Travelling to New York City in February may not be ideal but there is this internal “tug” that draws us to visit “the children” no matter where they are.  Of course, my children are no longer children, but adults.  Yet, they still have birthdays and that is as good a reason as any to visit.  Two of my children now live in NYC, the city of my birth.  My youngest is in Israel and though I have not yet visited him, I spend many hours contemplating that trip.  So, what do you do when you go see your children in the dead of winter and know that your visit will span Shabbat?  You plan to make cholent.  I am a traditionalist when it comes to cholent.  In other words my oven has never seen a veggie cholent, chicken cholent, tofu cholent or any of the other variations that are currently in vogue.  As a daughter of Polish Jewish immigrants I remember the stories that my mother told me of what Shabbat was like in Mogielnica, a small town outside of Warsaw.  Her aunt owned the local bakery and apparently each household would bring their cholent to the bakery before Shabbat and place their pots in the commercial oven from which they were retrieved the next day for lunch.  I have often wondered how people recognized which cholent pot belonged to their family.  So, I am off to NYC and in my “carry on” luggage there will be 5 Lbs. of frozen short ribs for the cholent, from Doheny Kosher,  3 packages of Jeff’s Sausages and two frozen layers of carrot cake, ready to assemble for my son’s birthday.
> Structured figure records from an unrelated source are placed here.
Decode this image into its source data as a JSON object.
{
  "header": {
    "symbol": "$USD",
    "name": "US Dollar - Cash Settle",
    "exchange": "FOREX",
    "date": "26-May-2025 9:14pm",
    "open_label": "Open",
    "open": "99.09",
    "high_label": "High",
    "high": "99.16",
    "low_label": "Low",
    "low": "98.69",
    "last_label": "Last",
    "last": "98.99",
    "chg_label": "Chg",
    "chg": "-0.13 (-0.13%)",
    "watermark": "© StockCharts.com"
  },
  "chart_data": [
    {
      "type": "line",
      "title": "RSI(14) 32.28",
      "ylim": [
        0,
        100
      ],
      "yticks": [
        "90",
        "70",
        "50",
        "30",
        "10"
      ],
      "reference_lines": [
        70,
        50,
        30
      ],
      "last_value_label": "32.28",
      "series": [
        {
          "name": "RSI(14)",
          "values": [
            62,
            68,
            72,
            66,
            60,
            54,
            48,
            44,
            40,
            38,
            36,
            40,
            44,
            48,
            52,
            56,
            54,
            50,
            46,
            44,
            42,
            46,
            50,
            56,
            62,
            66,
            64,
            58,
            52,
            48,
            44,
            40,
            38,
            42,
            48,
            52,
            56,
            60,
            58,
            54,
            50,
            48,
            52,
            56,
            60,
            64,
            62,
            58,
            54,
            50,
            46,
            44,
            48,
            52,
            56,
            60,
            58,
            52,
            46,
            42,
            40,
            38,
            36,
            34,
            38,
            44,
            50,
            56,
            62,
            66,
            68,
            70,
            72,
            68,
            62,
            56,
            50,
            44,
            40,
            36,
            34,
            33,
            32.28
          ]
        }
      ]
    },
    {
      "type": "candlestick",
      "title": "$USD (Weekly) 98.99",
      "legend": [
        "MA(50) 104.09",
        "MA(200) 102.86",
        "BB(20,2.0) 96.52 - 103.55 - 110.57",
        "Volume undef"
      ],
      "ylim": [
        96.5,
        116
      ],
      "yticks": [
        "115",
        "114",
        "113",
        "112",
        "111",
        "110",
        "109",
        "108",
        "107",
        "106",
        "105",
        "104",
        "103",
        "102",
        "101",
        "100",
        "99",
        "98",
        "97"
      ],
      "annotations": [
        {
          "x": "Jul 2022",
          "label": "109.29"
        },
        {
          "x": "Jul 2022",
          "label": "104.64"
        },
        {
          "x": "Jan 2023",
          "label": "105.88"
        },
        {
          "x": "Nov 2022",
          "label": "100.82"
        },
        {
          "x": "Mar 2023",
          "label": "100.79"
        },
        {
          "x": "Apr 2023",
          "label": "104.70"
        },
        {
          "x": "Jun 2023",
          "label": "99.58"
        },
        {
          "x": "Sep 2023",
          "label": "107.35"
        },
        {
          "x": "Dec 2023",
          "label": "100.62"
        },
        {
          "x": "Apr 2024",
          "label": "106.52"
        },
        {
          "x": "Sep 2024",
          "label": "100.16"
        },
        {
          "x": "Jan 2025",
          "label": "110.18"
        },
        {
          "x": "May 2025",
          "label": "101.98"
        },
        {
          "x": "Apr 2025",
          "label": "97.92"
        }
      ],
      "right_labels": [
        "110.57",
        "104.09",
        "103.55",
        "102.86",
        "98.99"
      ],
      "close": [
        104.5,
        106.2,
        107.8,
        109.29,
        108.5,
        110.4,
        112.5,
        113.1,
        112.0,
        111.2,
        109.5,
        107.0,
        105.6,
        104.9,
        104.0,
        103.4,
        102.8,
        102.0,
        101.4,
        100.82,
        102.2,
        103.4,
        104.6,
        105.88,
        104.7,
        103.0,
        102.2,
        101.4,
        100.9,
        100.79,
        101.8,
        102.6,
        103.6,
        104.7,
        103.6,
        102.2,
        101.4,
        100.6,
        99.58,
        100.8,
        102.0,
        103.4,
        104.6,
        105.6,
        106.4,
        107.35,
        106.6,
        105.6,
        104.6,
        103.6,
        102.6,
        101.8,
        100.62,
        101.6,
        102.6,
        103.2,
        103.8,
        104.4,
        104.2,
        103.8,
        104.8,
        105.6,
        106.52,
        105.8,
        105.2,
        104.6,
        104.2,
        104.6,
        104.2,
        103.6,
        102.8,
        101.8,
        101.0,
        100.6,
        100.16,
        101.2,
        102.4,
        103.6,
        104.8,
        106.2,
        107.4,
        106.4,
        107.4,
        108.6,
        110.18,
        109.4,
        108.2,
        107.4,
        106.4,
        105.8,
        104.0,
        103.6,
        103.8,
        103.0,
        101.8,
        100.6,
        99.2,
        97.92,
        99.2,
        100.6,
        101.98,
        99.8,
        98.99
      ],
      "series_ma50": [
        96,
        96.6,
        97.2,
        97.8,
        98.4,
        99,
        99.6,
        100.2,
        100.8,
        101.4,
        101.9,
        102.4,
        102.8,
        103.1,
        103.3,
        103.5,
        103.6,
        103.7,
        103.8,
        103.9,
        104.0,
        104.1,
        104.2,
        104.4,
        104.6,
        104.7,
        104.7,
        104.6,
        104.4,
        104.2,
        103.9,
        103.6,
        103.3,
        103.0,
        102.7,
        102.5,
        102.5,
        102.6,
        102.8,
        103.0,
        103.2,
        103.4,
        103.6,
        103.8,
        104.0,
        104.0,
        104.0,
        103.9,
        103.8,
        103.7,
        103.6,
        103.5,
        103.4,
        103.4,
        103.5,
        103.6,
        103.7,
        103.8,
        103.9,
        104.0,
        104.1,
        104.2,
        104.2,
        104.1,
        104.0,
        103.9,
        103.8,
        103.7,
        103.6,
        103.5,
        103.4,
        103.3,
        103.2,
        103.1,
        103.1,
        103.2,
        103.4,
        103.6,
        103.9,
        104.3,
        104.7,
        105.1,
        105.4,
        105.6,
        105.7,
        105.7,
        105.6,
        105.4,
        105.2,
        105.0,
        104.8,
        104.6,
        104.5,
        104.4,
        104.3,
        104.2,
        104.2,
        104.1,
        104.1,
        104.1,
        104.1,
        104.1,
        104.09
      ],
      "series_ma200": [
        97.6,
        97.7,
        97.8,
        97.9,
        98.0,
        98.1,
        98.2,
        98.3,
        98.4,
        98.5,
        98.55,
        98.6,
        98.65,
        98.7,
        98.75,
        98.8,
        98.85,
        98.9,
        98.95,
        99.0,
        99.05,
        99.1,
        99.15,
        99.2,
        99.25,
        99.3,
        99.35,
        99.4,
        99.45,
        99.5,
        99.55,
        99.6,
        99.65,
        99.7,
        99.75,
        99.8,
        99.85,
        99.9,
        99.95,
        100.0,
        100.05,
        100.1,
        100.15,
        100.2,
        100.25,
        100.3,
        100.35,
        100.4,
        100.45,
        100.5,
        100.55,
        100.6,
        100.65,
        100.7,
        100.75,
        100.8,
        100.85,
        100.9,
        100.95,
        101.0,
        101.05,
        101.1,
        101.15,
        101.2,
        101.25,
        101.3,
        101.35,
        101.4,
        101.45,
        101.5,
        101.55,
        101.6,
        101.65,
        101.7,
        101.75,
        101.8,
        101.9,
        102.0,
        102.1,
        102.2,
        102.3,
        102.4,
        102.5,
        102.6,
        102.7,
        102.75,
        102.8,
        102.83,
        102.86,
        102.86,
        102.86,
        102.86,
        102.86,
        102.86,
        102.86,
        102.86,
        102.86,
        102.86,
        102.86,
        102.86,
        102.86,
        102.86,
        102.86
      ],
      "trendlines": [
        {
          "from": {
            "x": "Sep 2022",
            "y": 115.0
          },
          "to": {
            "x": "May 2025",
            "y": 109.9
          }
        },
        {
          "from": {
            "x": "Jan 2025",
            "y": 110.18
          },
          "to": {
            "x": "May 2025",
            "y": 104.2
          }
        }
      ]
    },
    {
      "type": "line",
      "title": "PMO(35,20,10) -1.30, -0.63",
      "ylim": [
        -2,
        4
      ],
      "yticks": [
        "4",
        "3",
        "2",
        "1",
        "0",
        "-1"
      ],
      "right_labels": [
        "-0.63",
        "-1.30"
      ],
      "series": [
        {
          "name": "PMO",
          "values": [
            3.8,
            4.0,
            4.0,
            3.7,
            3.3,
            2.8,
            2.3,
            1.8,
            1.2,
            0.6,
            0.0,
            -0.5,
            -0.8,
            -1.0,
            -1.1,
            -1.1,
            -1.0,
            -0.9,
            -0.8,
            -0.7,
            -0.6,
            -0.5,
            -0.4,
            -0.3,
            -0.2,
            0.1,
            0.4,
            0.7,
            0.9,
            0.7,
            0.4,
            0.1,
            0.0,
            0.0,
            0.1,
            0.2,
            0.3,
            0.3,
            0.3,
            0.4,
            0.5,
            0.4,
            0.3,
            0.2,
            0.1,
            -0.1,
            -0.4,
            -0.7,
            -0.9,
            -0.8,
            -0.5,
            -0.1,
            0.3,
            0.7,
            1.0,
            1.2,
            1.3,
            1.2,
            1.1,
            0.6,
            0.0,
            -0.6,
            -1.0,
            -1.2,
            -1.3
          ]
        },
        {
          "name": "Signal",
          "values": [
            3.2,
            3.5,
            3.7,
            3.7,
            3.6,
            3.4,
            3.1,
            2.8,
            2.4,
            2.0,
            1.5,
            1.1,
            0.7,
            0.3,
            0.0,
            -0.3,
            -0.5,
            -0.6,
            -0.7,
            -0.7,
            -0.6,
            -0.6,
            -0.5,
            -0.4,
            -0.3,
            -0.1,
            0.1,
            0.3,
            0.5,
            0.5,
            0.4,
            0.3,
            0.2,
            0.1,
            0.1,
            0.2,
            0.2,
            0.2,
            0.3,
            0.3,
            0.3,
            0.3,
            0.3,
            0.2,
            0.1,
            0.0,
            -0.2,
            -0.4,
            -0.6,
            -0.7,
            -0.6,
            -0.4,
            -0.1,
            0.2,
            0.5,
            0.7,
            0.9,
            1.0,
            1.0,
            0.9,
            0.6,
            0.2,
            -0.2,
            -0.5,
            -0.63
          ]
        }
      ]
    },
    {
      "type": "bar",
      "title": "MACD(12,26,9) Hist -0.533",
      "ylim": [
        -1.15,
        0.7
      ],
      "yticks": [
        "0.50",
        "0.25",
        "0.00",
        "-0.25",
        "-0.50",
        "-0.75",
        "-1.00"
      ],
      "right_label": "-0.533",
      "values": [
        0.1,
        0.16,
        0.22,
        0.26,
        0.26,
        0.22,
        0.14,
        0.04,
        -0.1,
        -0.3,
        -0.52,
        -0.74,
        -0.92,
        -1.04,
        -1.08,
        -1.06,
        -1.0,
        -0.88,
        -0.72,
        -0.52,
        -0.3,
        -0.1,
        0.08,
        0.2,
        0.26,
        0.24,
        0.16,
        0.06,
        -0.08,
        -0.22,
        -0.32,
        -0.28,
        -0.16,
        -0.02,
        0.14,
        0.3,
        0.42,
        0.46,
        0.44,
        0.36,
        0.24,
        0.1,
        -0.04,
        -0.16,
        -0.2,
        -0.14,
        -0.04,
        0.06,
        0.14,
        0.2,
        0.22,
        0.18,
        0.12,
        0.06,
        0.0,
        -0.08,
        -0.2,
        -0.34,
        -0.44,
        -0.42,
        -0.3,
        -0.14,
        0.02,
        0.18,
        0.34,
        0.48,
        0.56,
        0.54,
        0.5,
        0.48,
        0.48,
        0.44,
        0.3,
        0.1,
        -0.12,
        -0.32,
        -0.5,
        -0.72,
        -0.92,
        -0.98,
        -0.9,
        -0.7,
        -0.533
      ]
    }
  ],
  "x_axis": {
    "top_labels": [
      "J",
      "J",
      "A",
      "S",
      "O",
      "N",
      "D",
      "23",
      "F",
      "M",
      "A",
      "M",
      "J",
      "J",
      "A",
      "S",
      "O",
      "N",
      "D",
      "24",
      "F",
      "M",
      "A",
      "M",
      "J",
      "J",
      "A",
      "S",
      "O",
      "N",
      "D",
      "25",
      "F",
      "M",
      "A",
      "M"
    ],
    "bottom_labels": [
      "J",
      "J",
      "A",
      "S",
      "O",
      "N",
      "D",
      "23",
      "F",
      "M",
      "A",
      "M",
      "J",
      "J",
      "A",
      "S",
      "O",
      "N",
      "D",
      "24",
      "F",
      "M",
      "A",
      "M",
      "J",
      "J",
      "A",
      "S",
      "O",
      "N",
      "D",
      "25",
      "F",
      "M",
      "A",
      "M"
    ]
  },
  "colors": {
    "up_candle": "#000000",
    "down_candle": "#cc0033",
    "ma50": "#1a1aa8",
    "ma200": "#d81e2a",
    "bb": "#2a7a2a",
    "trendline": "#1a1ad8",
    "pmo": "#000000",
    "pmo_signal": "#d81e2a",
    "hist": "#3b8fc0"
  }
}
Here is the basic recipe for my mother’s cholent.

Manya’s Cholent
Pre-heat oven to 250 degrees
I large onion, left whole
1 1/2 cups small white beans
1/2 cup pearl barley
4-5 large russet potatoes, peeled and cut in eighths
4 or 5 strips of short ribs, cut up
salt and pepper to taste

Place onion, beans, barley and potatoes in the bottom of a heavy pot.  Add short ribs and enough water JUST to cover.  Season with salt and pepper. Bring cholent to a boil, cover with lid and then place in a 250 degree oven overnight.  I normally cook this for 12-14 hours.  DO NOT STIR.